Charles Dickens: Great Expectations

Chapter 36 (continued)

"Very well," said I, much relieved, "then I shall look you up at Walworth, you may depend upon it."

"Mr. Pip," he returned, "you will be welcome there, in a private and personal capacity."

We had held this conversation in a low voice, well knowing my guardian's ears to be the sharpest of the sharp. As he now appeared in his doorway, towelling his hands, Wemmick got on his greatcoat and stood by to snuff out the candles. We all three went into the street together, and from the door-step Wemmick turned his way, and Mr. Jaggers and I turned ours.

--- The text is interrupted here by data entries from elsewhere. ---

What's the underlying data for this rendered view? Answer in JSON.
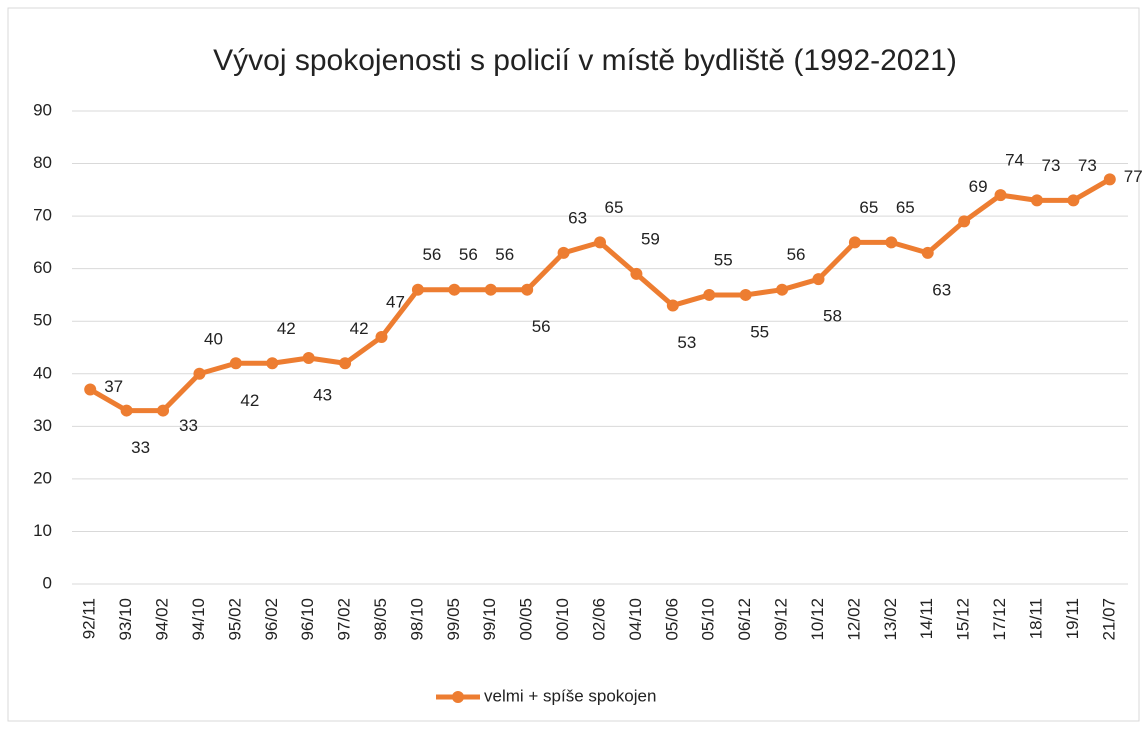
{
  "chart_data": {
    "type": "line",
    "title": "Vývoj spokojenosti s policií v místě bydliště (1992-2021)",
    "categories": [
      "92/11",
      "93/10",
      "94/02",
      "94/10",
      "95/02",
      "96/02",
      "96/10",
      "97/02",
      "98/05",
      "98/10",
      "99/05",
      "99/10",
      "00/05",
      "00/10",
      "02/06",
      "04/10",
      "05/06",
      "05/10",
      "06/12",
      "09/12",
      "10/12",
      "12/02",
      "13/02",
      "14/11",
      "15/12",
      "17/12",
      "18/11",
      "19/11",
      "21/07"
    ],
    "series": [
      {
        "name": "velmi + spíše spokojen",
        "color": "#ed7d31",
        "values": [
          37,
          33,
          33,
          40,
          42,
          42,
          43,
          42,
          47,
          56,
          56,
          56,
          56,
          63,
          65,
          59,
          53,
          55,
          55,
          56,
          58,
          65,
          65,
          63,
          69,
          74,
          73,
          73,
          77
        ]
      }
    ],
    "ylim": [
      0,
      90
    ],
    "yticks": [
      0,
      10,
      20,
      30,
      40,
      50,
      60,
      70,
      80,
      90
    ],
    "grid": true,
    "legend": "bottom"
  }
}
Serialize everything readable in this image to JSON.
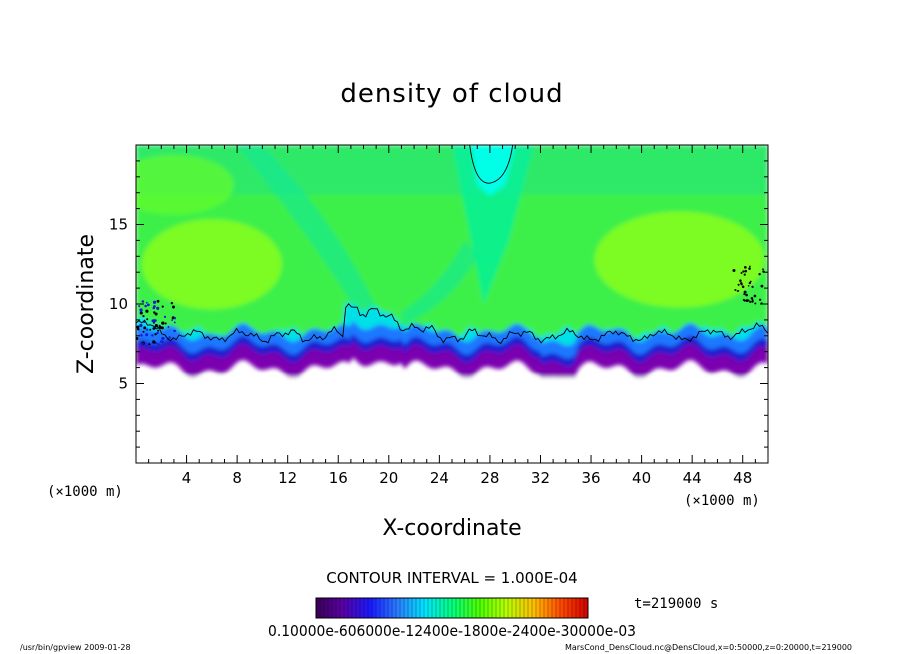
{
  "chart_data": {
    "type": "heatmap",
    "title": "density of cloud",
    "xlabel": "X-coordinate",
    "ylabel": "Z-coordinate",
    "x_unit_left": "(×1000 m)",
    "x_unit_right": "(×1000 m)",
    "xlim": [
      0,
      50
    ],
    "ylim": [
      0,
      20
    ],
    "x_ticks": [
      "4",
      "8",
      "12",
      "16",
      "20",
      "24",
      "28",
      "32",
      "36",
      "40",
      "44",
      "48"
    ],
    "y_ticks": [
      "5",
      "10",
      "15"
    ],
    "contour_interval_label": "CONTOUR INTERVAL = 1.000E-04",
    "time_label": "t=219000 s",
    "colorbar_labels_text": "0.10000e-606000e-12400e-1800e-2400e-30000e-03",
    "colormap": [
      "#3a0057",
      "#5a00a8",
      "#1a1aff",
      "#2a7dff",
      "#00e5ff",
      "#00ff7f",
      "#4cff00",
      "#b6ff00",
      "#ffbf00",
      "#ff4a00",
      "#d30000"
    ],
    "cloud_band": {
      "base_z_avg": 6.3,
      "contour_z_avg": 8.0,
      "bump_x": 17.5,
      "bump_contour_z": 9.8,
      "clear_column_x": 28,
      "clear_column_min_z": 17.6
    }
  },
  "footer": {
    "left": "/usr/bin/gpview  2009-01-28",
    "right": "MarsCond_DensCloud.nc@DensCloud,x=0:50000,z=0:20000,t=219000"
  }
}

I could not help wishing more than once that evening, that Mr. Jaggers had had an Aged in Gerrard-street, or a Stinger, or a Something, or a Somebody, to unbend his brows a little. It was an uncomfortable consideration on a twenty-first birthday, that coming of age at all seemed hardly worth while in such a guarded and suspicious world as he made of it. He was a thousand times better informed and cleverer than Wemmick, and yet I would a thousand times rather have had Wemmick to dinner. And Mr. Jaggers made not me alone intensely melancholy, because, after he was gone, Herbert said of himself, with his eyes fixed on the fire, that he thought he must have committed a felony and forgotten the details of it, he felt so dejected and guilty.